Torch.matmul can't backpropagate

Abdelrahman_Akram · June 2, 2021, 6:24pm

In this code:

def rotation_points_single_angle_cuda(points, angle, axis=0):
    # points: [N, 3]
    rot_sin = np.sin(angle)
    rot_cos = np.cos(angle)
    if axis == 1:
        rot_mat_T = np.array(
            [[rot_cos, 0, -rot_sin], [0, 1, 0], [rot_sin, 0, rot_cos]],
        
        )
    elif axis == 2 or axis == -1:
        rot_mat_T = np.array(
            [[rot_cos, -rot_sin, 0], [rot_sin, rot_cos, 0], [0, 0, 1]],
        )
    elif axis == 0:
        rot_mat_T = np.array(
            [[1, 0, 0], [0, rot_cos, -rot_sin], [0, rot_sin, rot_cos]],
            
        )
    else:
        raise ValueError("axis should in range")
    
    points_ = torch.matmul(points,torch.from_numpy(rot_mat_T).float().cuda())

    return points_

It gives me error that there is value changed in-place.

This is the error:

[W python_anomaly_mode.cpp:60] Warning: Error detected in MmBackward. Traceback of forward call that caused the error:
  File "train.py", line 137, in <module>
    train(args)
  File "train.py", line 121, in train
    batch = COR(infos, sample["idx"], pred_disp ,pipeline )
  File "/notebooks/E2E/cor_interface.py", line 52, in COR
    res, _ = pipeline(res_temp, infos[idx[i]])
  File "/notebooks/cia/det3d/datasets/pipelines/compose.py", line 23, in __call__
    res, info = t(res, info)
  File "/notebooks/cia/det3d/datasets/pipelines/preprocess_v4.py", line 170, in __call__
    gt_dict["gt_boxes"], points = prep.global_rotation(gt_dict["gt_boxes"], points,
  File "/notebooks/cia/det3d/core/sampler/preprocess.py", line 826, in global_rotation
    points[:, :3] = box_np_ops.rotation_points_single_angle_cuda(points[:, :3], noise_rotation, axis=2)
  File "/notebooks/cia/det3d/core/bbox/box_np_ops.py", line 453, in rotation_points_single_angle_cuda
    points_ = torch.matmul(points,torch.from_numpy(rot_mat_T).float().cuda())
 (function print_stack)
Traceback (most recent call last):
  File "train.py", line 137, in <module>
    train(args)
  File "train.py", line 129, in train
    total_loss.backward()
  File "/opt/conda/envs/cia/lib/python3.8/site-packages/torch/tensor.py", line 185, in backward
    torch.autograd.backward(self, gradient, retain_graph, create_graph)
  File "/opt/conda/envs/cia/lib/python3.8/site-packages/torch/autograd/__init__.py", line 125, in backward
    Variable._execution_engine.run_backward(
RuntimeError: one of the variables needed for gradient computation has been modified by an inplace operation: [torch.cuda.FloatTensor [17045, 3]], which is output 0 of SliceBackward, is at version 4; expected version 1 instead. Hint: the backtrace further above shows the operation that failed to compute its gradient. The variable in question was changed in there or anywhere later. Good luck!

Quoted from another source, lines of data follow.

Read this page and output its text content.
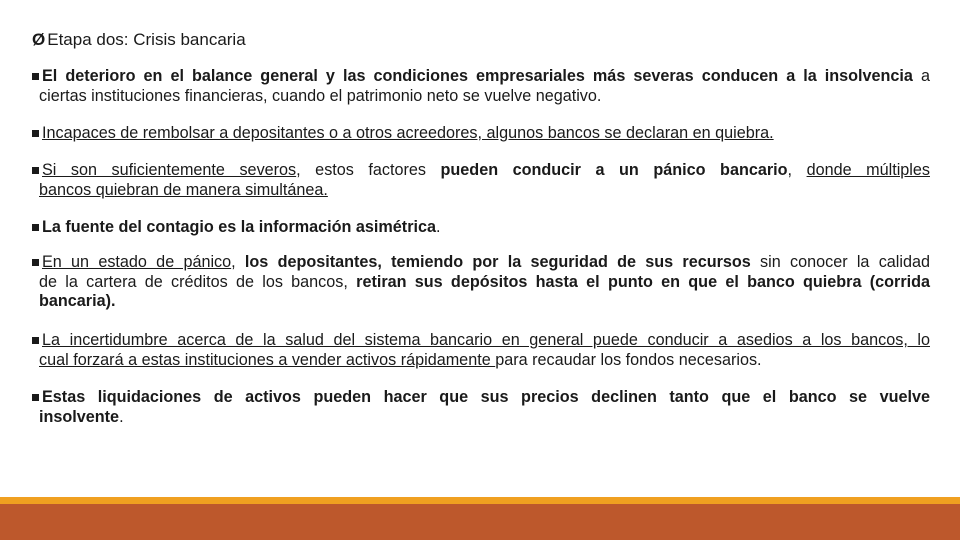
Ø Etapa dos: Crisis bancaria
El deterioro en el balance general y las condiciones empresariales más severas conducen a la insolvencia a
ciertas instituciones financieras, cuando el patrimonio neto se vuelve negativo.
Incapaces de rembolsar a depositantes o a otros acreedores, algunos bancos se declaran en quiebra.
Si son suficientemente severos, estos factores pueden conducir a un pánico bancario, donde múltiples
bancos quiebran de manera simultánea.
La fuente del contagio es la información asimétrica.
En un estado de pánico, los depositantes, temiendo por la seguridad de sus recursos sin conocer la calidad
de la cartera de créditos de los bancos, retiran sus depósitos hasta el punto en que el banco quiebra (corrida
bancaria).
La incertidumbre acerca de la salud del sistema bancario en general puede conducir a asedios a los bancos, lo
cual forzará a estas instituciones a vender activos rápidamente para recaudar los fondos necesarios.
Estas liquidaciones de activos pueden hacer que sus precios declinen tanto que el banco se vuelve
insolvente.
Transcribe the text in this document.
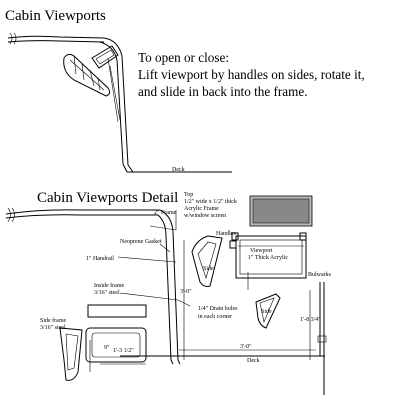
Cabin Viewports
Deck
To open or close:
Lift viewport by handles on sides, rotate it,
and slide in back into the frame.
Cabin Viewports Detail Top
1/2" wide x 1/2" thick
Acrylic Frame
w/window screen
2" Frame
Neoprene Gasket
1" Handrail
Handles
Viewport
1" Thick Acrylic
Side
Side
Bulwarks
Inside frame
3/16" steel
Side frame
3/16" steel
1/4" Drain holes
in each corner
3'-0"
3'-0"
1'-8 3/4"
9" 1'-3 1/2"
Deck
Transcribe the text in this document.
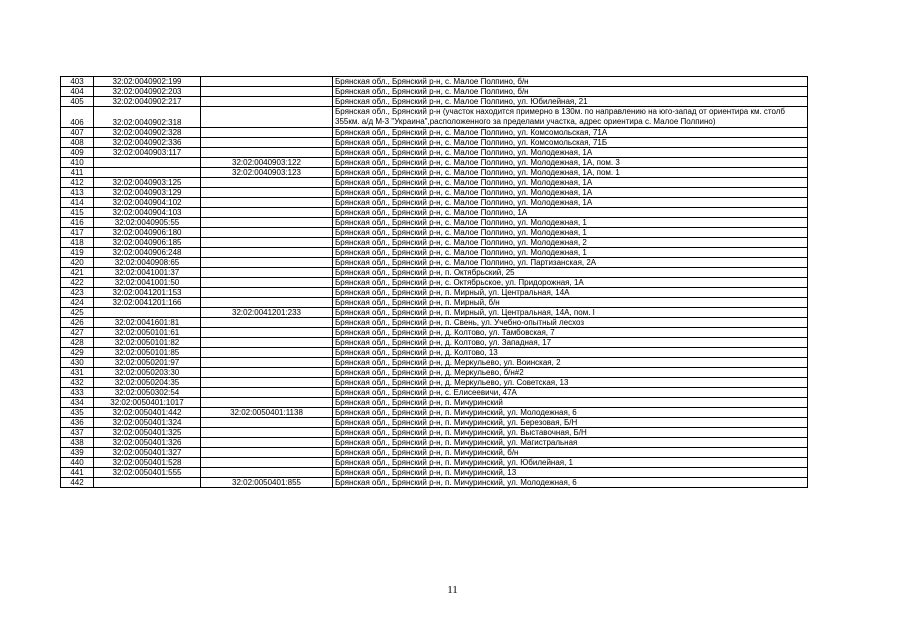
403	32:02:0040902:199		Брянская обл., Брянский р-н, с. Малое Полпино, б/н
404	32:02:0040902:203		Брянская обл., Брянский р-н, с. Малое Полпино, б/н
405	32:02:0040902:217		Брянская обл., Брянский р-н, с. Малое Полпино, ул. Юбилейная, 21
406	32:02:0040902:318		Брянская обл., Брянский р-н (участок находится примерно в 130м. по направлению на юго-запад от ориентира км. столб 355км. а/д М-3 "Украина",расположенного за пределами участка, адрес ориентира с. Малое Полпино)
407	32:02:0040902:328		Брянская обл., Брянский р-н, с. Малое Полпино, ул. Комсомольская, 71А
408	32:02:0040902:336		Брянская обл., Брянский р-н, с. Малое Полпино, ул. Комсомольская, 71Б
409	32:02:0040903:117		Брянская обл., Брянский р-н, с. Малое Полпино, ул. Молодежная, 1А
410		32:02:0040903:122	Брянская обл., Брянский р-н, с. Малое Полпино, ул. Молодежная, 1А, пом. 3
411		32:02:0040903:123	Брянская обл., Брянский р-н, с. Малое Полпино, ул. Молодежная, 1А, пом. 1
412	32:02:0040903:125		Брянская обл., Брянский р-н, с. Малое Полпино, ул. Молодежная, 1А
413	32:02:0040903:129		Брянская обл., Брянский р-н, с. Малое Полпино, ул. Молодежная, 1А
414	32:02:0040904:102		Брянская обл., Брянский р-н, с. Малое Полпино, ул. Молодежная, 1А
415	32:02:0040904:103		Брянская обл., Брянский р-н, с. Малое Полпино, 1А
416	32:02:0040905:55		Брянская обл., Брянский р-н, с. Малое Полпино, ул. Молодежная, 1
417	32:02:0040906:180		Брянская обл., Брянский р-н, с. Малое Полпино, ул. Молодежная, 1
418	32:02:0040906:185		Брянская обл., Брянский р-н, с. Малое Полпино, ул. Молодежная, 2
419	32:02:0040906:248		Брянская обл., Брянский р-н, с. Малое Полпино, ул. Молодежная, 1
420	32:02:0040908:65		Брянская обл., Брянский р-н, с. Малое Полпино, ул. Партизанская, 2А
421	32:02:0041001:37		Брянская обл., Брянский р-н, п. Октябрьский, 25
422	32:02:0041001:50		Брянская обл., Брянский р-н, с. Октябрьское, ул. Придорожная, 1А
423	32:02:0041201:153		Брянская обл., Брянский р-н, п. Мирный, ул. Центральная, 14А
424	32:02:0041201:166		Брянская обл., Брянский р-н, п. Мирный, б/н
425		32:02:0041201:233	Брянская обл., Брянский р-н, п. Мирный, ул. Центральная, 14А, пом. I
426	32:02:0041601:81		Брянская обл., Брянский р-н, п. Свень, ул. Учебно-опытный лесхоз
427	32:02:0050101:61		Брянская обл., Брянский р-н, д. Колтово, ул. Тамбовская, 7
428	32:02:0050101:82		Брянская обл., Брянский р-н, д. Колтово, ул. Западная, 17
429	32:02:0050101:85		Брянская обл., Брянский р-н, д. Колтово, 13
430	32:02:0050201:97		Брянская обл., Брянский р-н, д. Меркульево, ул. Воинская, 2
431	32:02:0050203:30		Брянская обл., Брянский р-н, д. Меркульево, б/н#2
432	32:02:0050204:35		Брянская обл., Брянский р-н, д. Меркульево, ул. Советская, 13
433	32:02:0050302:54		Брянская обл., Брянский р-н, с. Елисеевичи, 47А
434	32:02:0050401:1017		Брянская обл., Брянский р-н, п. Мичуринский
435	32:02:0050401:442	32:02:0050401:1138	Брянская обл., Брянский р-н, п. Мичуринский, ул. Молодежная, 6
436	32:02:0050401:324		Брянская обл., Брянский р-н, п. Мичуринский, ул. Березовая, Б/Н
437	32:02:0050401:325		Брянская обл., Брянский р-н, п. Мичуринский, ул. Выставочная, Б/Н
438	32:02:0050401:326		Брянская обл., Брянский р-н, п. Мичуринский, ул. Магистральная
439	32:02:0050401:327		Брянская обл., Брянский р-н, п. Мичуринский, б/н
440	32:02:0050401:528		Брянская обл., Брянский р-н, п. Мичуринский, ул. Юбилейная, 1
441	32:02:0050401:555		Брянская обл., Брянский р-н, п. Мичуринский, 13
442		32:02:0050401:855	Брянская обл., Брянский р-н, п. Мичуринский, ул. Молодежная, 6
11
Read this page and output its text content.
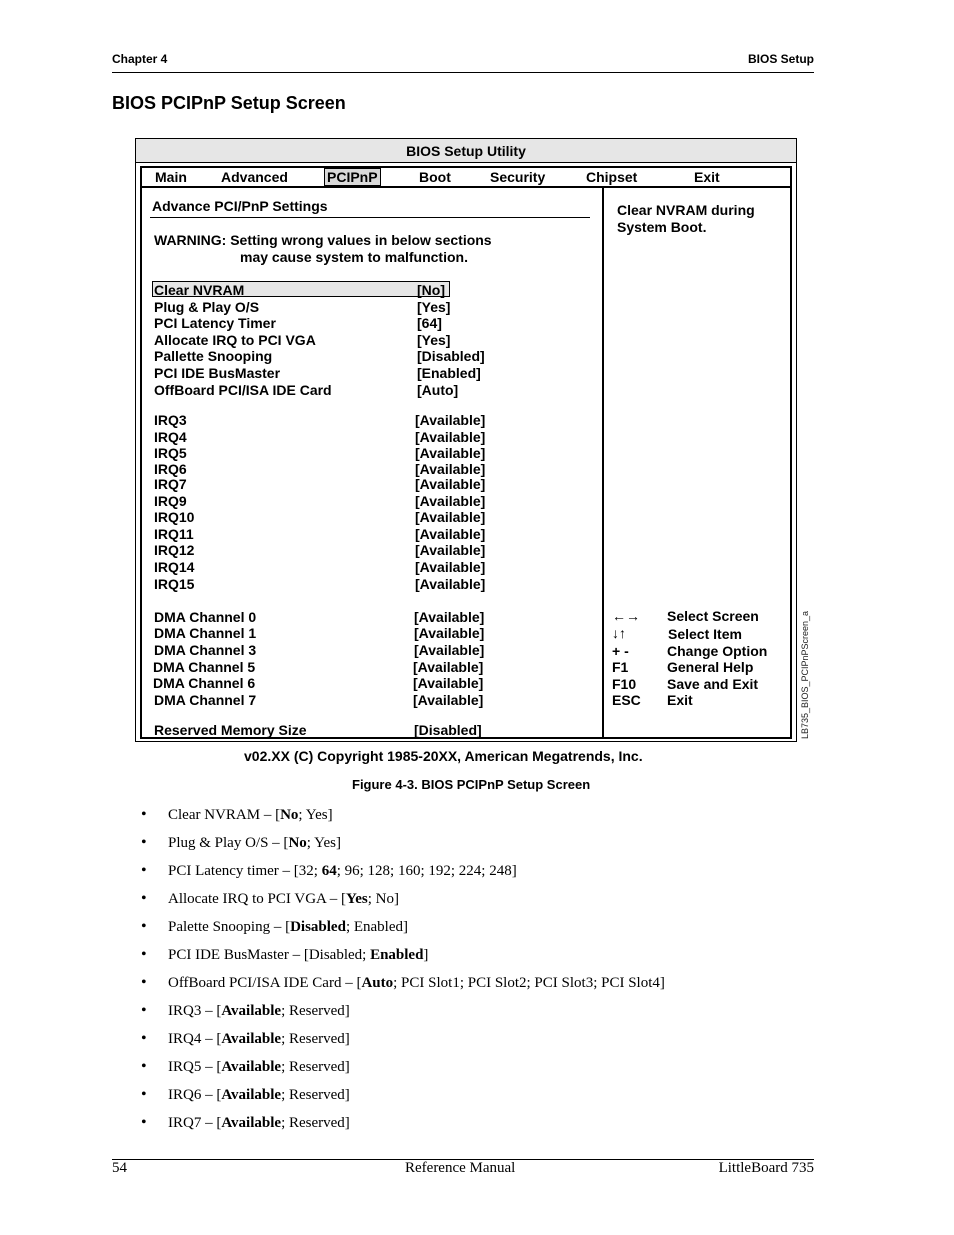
Chapter 4	BIOS Setup
BIOS PCIPnP Setup Screen
BIOS Setup Utility
Main Advanced	PCIPnP	Boot	Security	Chipset	Exit
Advance PCI/PnP Settings
WARNING: Setting wrong values in below sections
may cause system to malfunction.
Clear NVRAM	[No]
Plug & Play O/S	[Yes]
PCI Latency Timer	[64]
Allocate IRQ to PCI VGA	[Yes]
Pallette Snooping	[Disabled]
PCI IDE BusMaster	[Enabled]
OffBoard PCI/ISA IDE Card	[Auto]
IRQ3	[Available]
IRQ4	[Available]
IRQ5	[Available]
IRQ6	[Available]
IRQ7	[Available]
IRQ9	[Available]
IRQ10	[Available]
IRQ11	[Available]
IRQ12	[Available]
IRQ14	[Available]
IRQ15	[Available]
DMA Channel 0	[Available]
DMA Channel 1	[Available]
DMA Channel 3	[Available]
DMA Channel 5	[Available]
DMA Channel 6	[Available]
DMA Channel 7	[Available]
Reserved Memory Size	[Disabled]
Clear NVRAM during
System Boot.
←→ Select Screen
↓↑	Select Item
+ -	Change Option
F1	General Help
F10 Save and Exit
ESC Exit	LB735_BIOS_PCIPnPScreen_a
v02.XX (C) Copyright 1985-20XX, American Megatrends, Inc.
Figure 4-3. BIOS PCIPnP Setup Screen
• Clear NVRAM – [No; Yes]
• Plug & Play O/S – [No; Yes]
• PCI Latency timer – [32; 64; 96; 128; 160; 192; 224; 248]
• Allocate IRQ to PCI VGA – [Yes; No]
• Palette Snooping – [Disabled; Enabled]
• PCI IDE BusMaster – [Disabled; Enabled]
• OffBoard PCI/ISA IDE Card – [Auto; PCI Slot1; PCI Slot2; PCI Slot3; PCI Slot4]
• IRQ3 – [Available; Reserved]
• IRQ4 – [Available; Reserved]
• IRQ5 – [Available; Reserved]
• IRQ6 – [Available; Reserved]
• IRQ7 – [Available; Reserved]
54	Reference Manual	LittleBoard 735
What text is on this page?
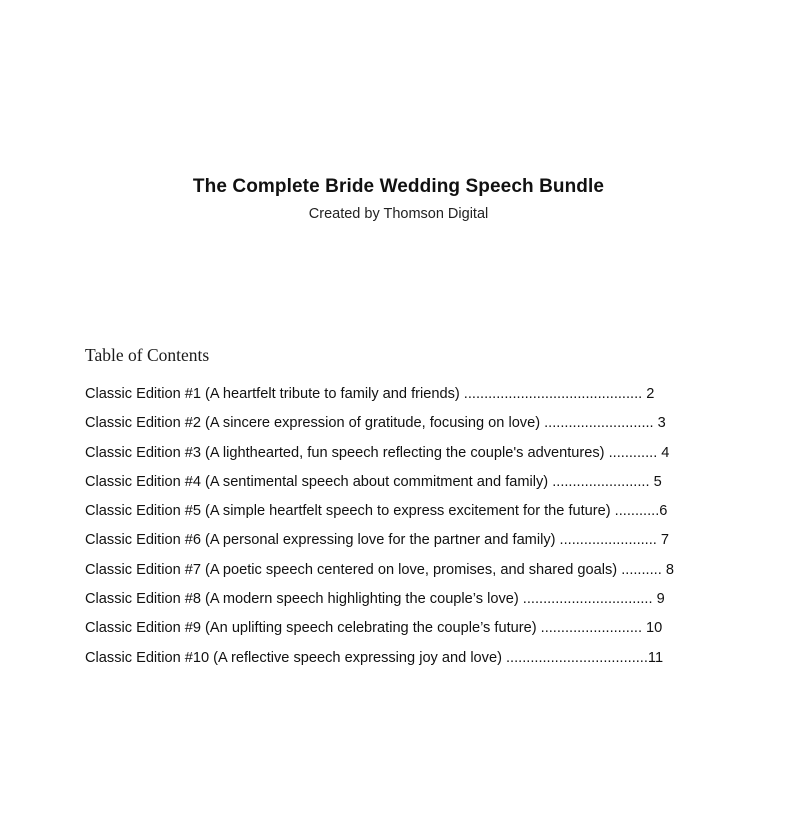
The Complete Bride Wedding Speech Bundle
Created by Thomson Digital
Table of Contents
Classic Edition #1 (A heartfelt tribute to family and friends) ............................................ 2
Classic Edition #2 (A sincere expression of gratitude, focusing on love) ........................... 3
Classic Edition #3 (A lighthearted, fun speech reflecting the couple's adventures) ............ 4
Classic Edition #4 (A sentimental speech about commitment and family) ........................ 5
Classic Edition #5 (A simple heartfelt speech to express excitement for the future) ...........6
Classic Edition #6 (A personal expressing love for the partner and family) ........................ 7
Classic Edition #7 (A poetic speech centered on love, promises, and shared goals) .......... 8
Classic Edition #8 (A modern speech highlighting the couple’s love) ................................ 9
Classic Edition #9 (An uplifting speech celebrating the couple’s future) ......................... 10
Classic Edition #10 (A reflective speech expressing joy and love) ...................................11
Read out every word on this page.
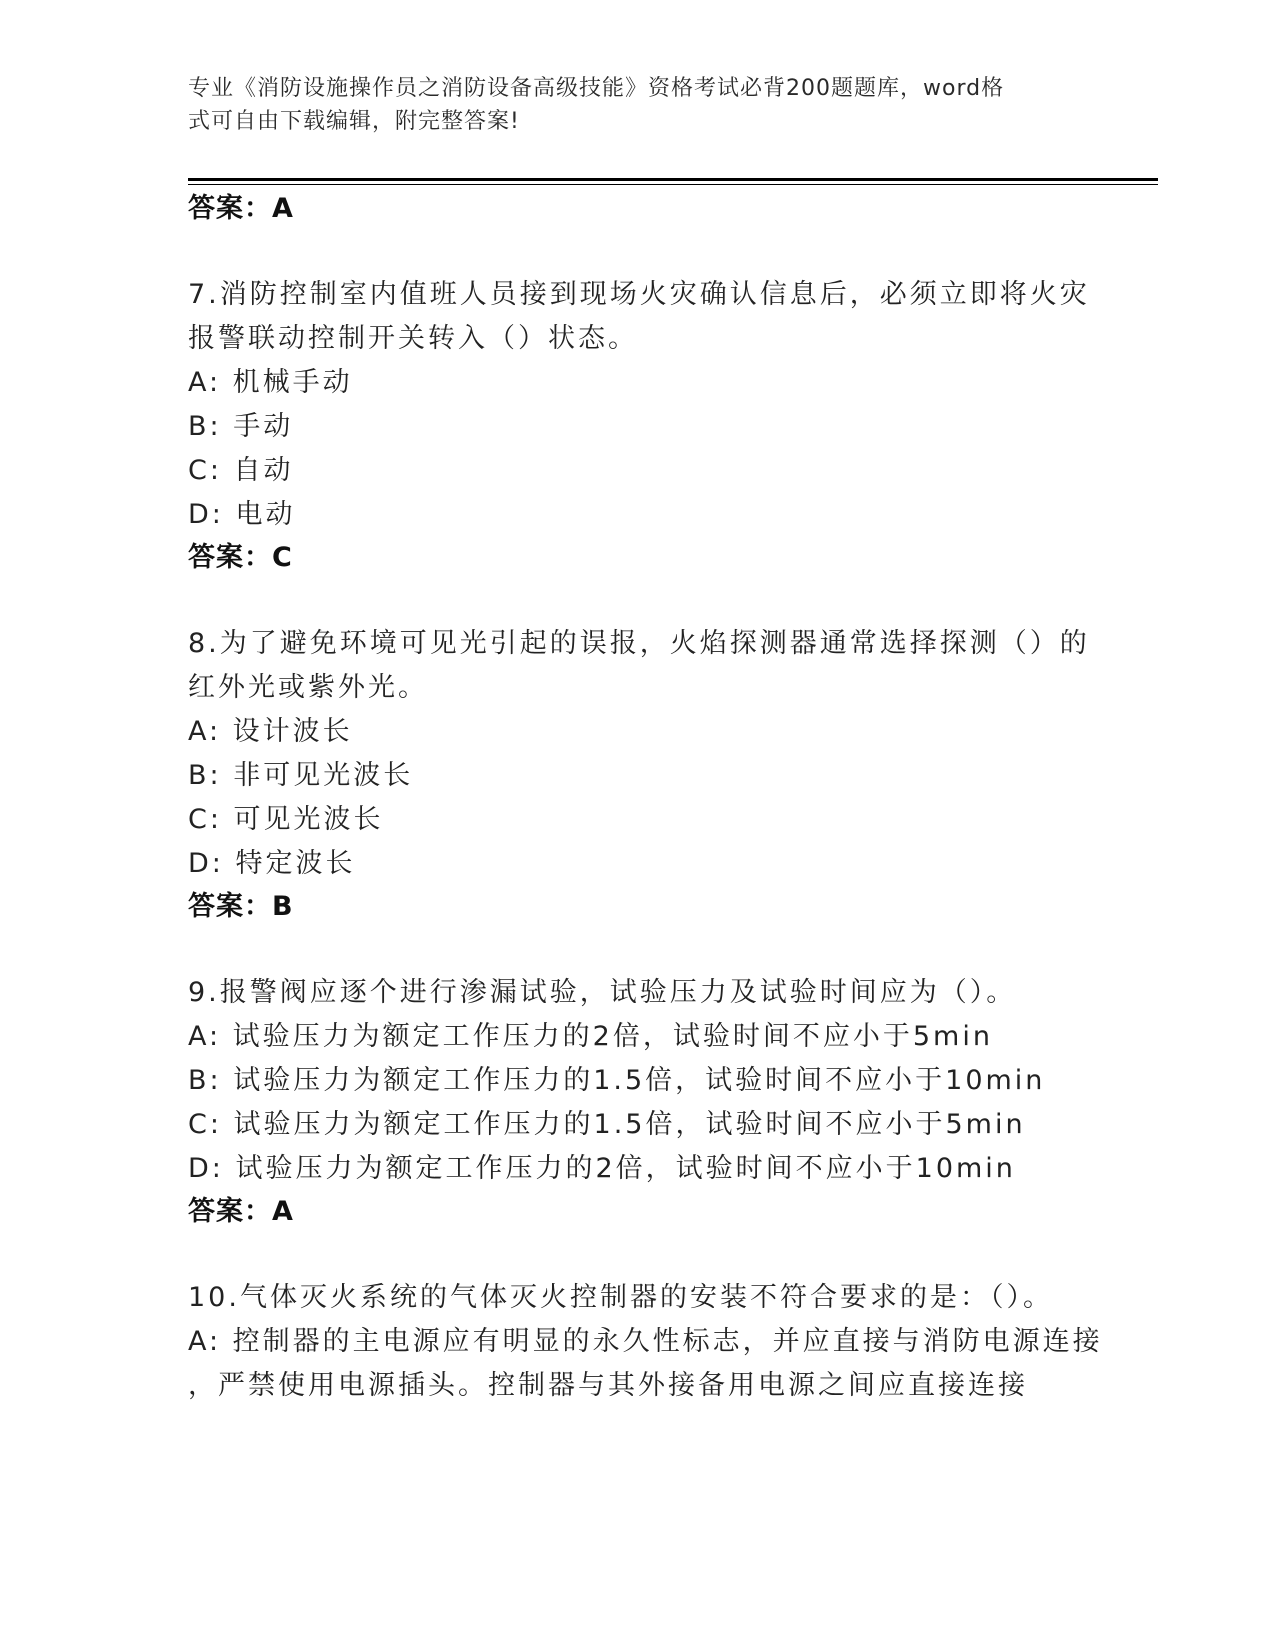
专业《消防设施操作员之消防设备高级技能》资格考试必背200题题库，word格
式可自由下载编辑，附完整答案!
答案：A
7.消防控制室内值班人员接到现场火灾确认信息后，必须立即将火灾
报警联动控制开关转入（）状态。
A: 机械手动
B: 手动
C: 自动
D: 电动
答案：C
8.为了避免环境可见光引起的误报，火焰探测器通常选择探测（）的
红外光或紫外光。
A: 设计波长
B: 非可见光波长
C: 可见光波长
D: 特定波长
答案：B
9.报警阀应逐个进行渗漏试验，试验压力及试验时间应为（）。
A: 试验压力为额定工作压力的2倍，试验时间不应小于5min
B: 试验压力为额定工作压力的1.5倍，试验时间不应小于10min
C: 试验压力为额定工作压力的1.5倍，试验时间不应小于5min
D: 试验压力为额定工作压力的2倍，试验时间不应小于10min
答案：A
10.气体灭火系统的气体灭火控制器的安装不符合要求的是：（）。
A: 控制器的主电源应有明显的永久性标志，并应直接与消防电源连接
，严禁使用电源插头。控制器与其外接备用电源之间应直接连接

ptrblck · June 2, 2021, 6:36pm

Could you check the next operations applied on points_, which might manipulate it inplace?

Abdelrahman_Akram · June 2, 2021, 6:40pm

def global_rotation(gt_boxes, points, rotation=np.pi / 4):
    if not isinstance(rotation, list):
        rotation = [-rotation, rotation]
    noise_rotation = np.random.uniform(rotation[0], rotation[1])
    points[:, :3] = box_np_ops.rotation_points_single_angle_cuda(points[:, :3], noise_rotation, axis=2)
    gt_boxes[:, :3] = box_np_ops.rotation_points_single_angle(gt_boxes[:, :3], noise_rotation, axis=2)
    if gt_boxes.shape[1] > 7:
        gt_boxes[:, 6:8] = box_np_ops.rotation_points_single_angle(
            np.hstack([gt_boxes[:, 6:8], np.zeros((gt_boxes.shape[0], 1))]),
            noise_rotation,
            axis=2,
        )[:, :2]
    gt_boxes[:, -1] += noise_rotation
    return gt_boxes, points

in this function ?

            gt_dict["gt_boxes"], points = prep.random_flip(gt_dict["gt_boxes"], points)
            gt_dict["gt_boxes"], points = prep.global_translate_(gt_dict["gt_boxes"], points, self.global_translate_noise_std)
            gt_dict["gt_boxes"], points = prep.global_rotation(gt_dict["gt_boxes"], points,
                                                               rotation=self.global_rotation_noise)
            gt_dict["gt_boxes"], points = prep.global_scaling_v2(gt_dict["gt_boxes"], points,
                                                                 *self.global_scaling_noise)

only the global_rotation gives error, If I comment it it works.

ptrblck · June 3, 2021, 12:29am

I don’t know, if this operation:

points[:, :3] = box_np_ops.rotation_points_single_angle_cuda

would use the previous points_ tensor, but if so, it could be problematic, since it’s changing it inplace, so you might want to create a new tensor instead.